The top screen shows what may look like a standard one-screen shoot-’em-up that has been around since the days of Asteroids. The combat, however, is far more complex. The onscreen avatar couldn’t kill the enemies in their initial form — instead I had to drop a line of “sonar” panels (from a limited supply) that revealed their vulnerable state. These sonar panels will only launch when a timing bar passes over them, in the same way that blocks were destroyed in Lumines.

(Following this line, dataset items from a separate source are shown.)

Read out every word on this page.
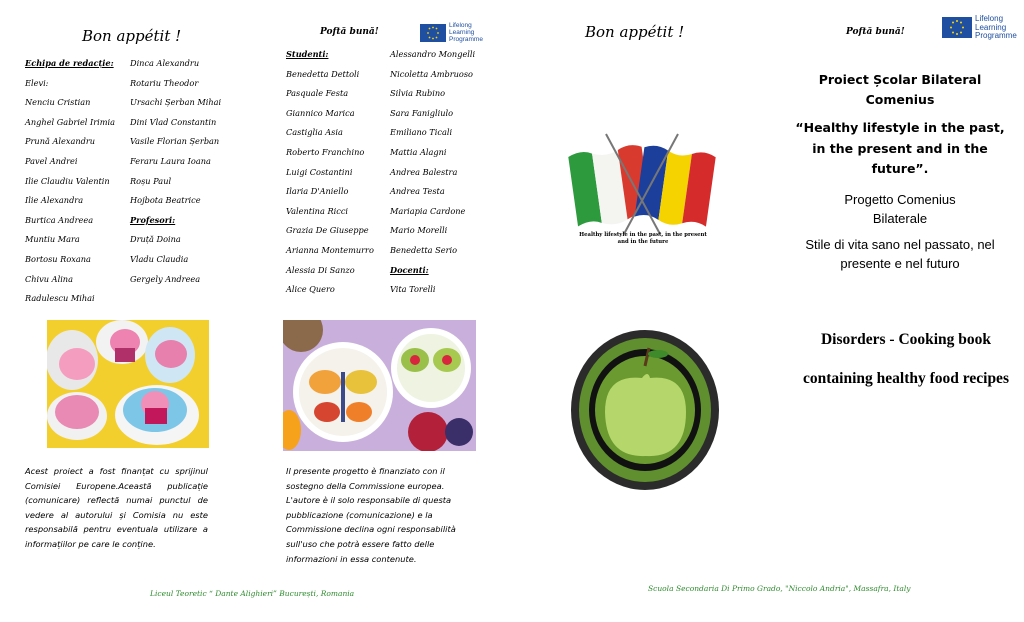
Bon appétit !
Echipa de redacție:
Elevi:
Nenciu Cristian
Anghel Gabriel Irimia
Prună Alexandru
Pavel Andrei
Ilie Claudiu Valentin
Ilie Alexandra
Burtica Andreea
Muntiu Mara
Bortosu Roxana
Chivu Alina
Radulescu Mihai
Dinca Alexandru
Rotariu Theodor
Ursachi Șerban Mihai
Dini Vlad Constantin
Vasile Florian Șerban
Feraru Laura Ioana
Roșu Paul
Hojbota Beatrice
Profesori:
Druță Doina
Vladu Claudia
Gergely Andreea
Acest proiect a fost finanțat cu sprijinul Comisiei Europene.Această publicație (comunicare) reflectă numai punctul de vedere al autorului și Comisia nu este responsabilă pentru eventuala utilizare a informațiilor pe care le conține.
Liceul Teoretic “ Dante Alighieri” București, Romania
Poftă bună!
Lifelong
Learning
Programme
Studenti:
Benedetta Dettoli
Pasquale Festa
Giannico Marica
Castiglia Asia
Roberto Franchino
Luigi Costantini
Ilaria D'Aniello
Valentina Ricci
Grazia De Giuseppe
Arianna Montemurro
Alessia Di Sanzo
Alice Quero
Alessandro Mongelli
Nicoletta Ambruoso
Silvia Rubino
Sara Fanigliulo
Emiliano Ticali
Mattia Alagni
Andrea Balestra
Andrea Testa
Mariapia Cardone
Mario Morelli
Benedetta Serio
Docenti:
Vita Torelli
Il presente progetto è finanziato con il sostegno della Commissione europea. L'autore è il solo responsabile di questa pubblicazione (comunicazione) e la Commissione declina ogni responsabilità sull'uso che potrà essere fatto delle informazioni in essa contenute.
Bon appétit !
Healthy lifestyle in the past, in the present and in the future
Scuola Secondaria Di Primo Grado, "Niccolo Andria", Massafra, Italy
Poftă bună!
Lifelong
Learning
Programme
Proiect Școlar Bilateral Comenius
“Healthy lifestyle in the past, in the present and in the future”.
Progetto Comenius Bilaterale
Stile di vita sano nel passato, nel presente e nel futuro
Disorders - Cooking book
containing healthy food recipes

After the enemies were caught by the sonar, you could then attack by firing my avatar’s lasers and running into the enemies. If enemies were left untouched for too long, they’d explode into a barrage of lethal bullets. While it only takes a few enemies to fill the screen, the bullets moved fairly slow, allowing dexterous maneuvering to make up for subpar sonar/shooting skills.
The 3D visuals aren’t very extravagant, but they do allow for some unique gameplay elements. Particularly, powerups would start in the deep background, moving toward the screen slowly, only becoming attainable when they reached the same plane as my avatar. While the powerups can still be detected in 2D (there’s also an element of brightness that indicates if they can be picked up), it’s a bit more natural in 3D, and one of the more clever and subtle uses of the extra dimension.
Dream Trigger 3D has 50 levels spread across 10 environments. Each environment features different musical tracks (techno takes on public-domain classical music), with your onscreen avatar and the enemies changing, too. Some of the different forms for the player include a fish, a bird, a butterfly, a bio-hazard signal, and a flying creature reminiscent of the critters in Panzer Dragoon.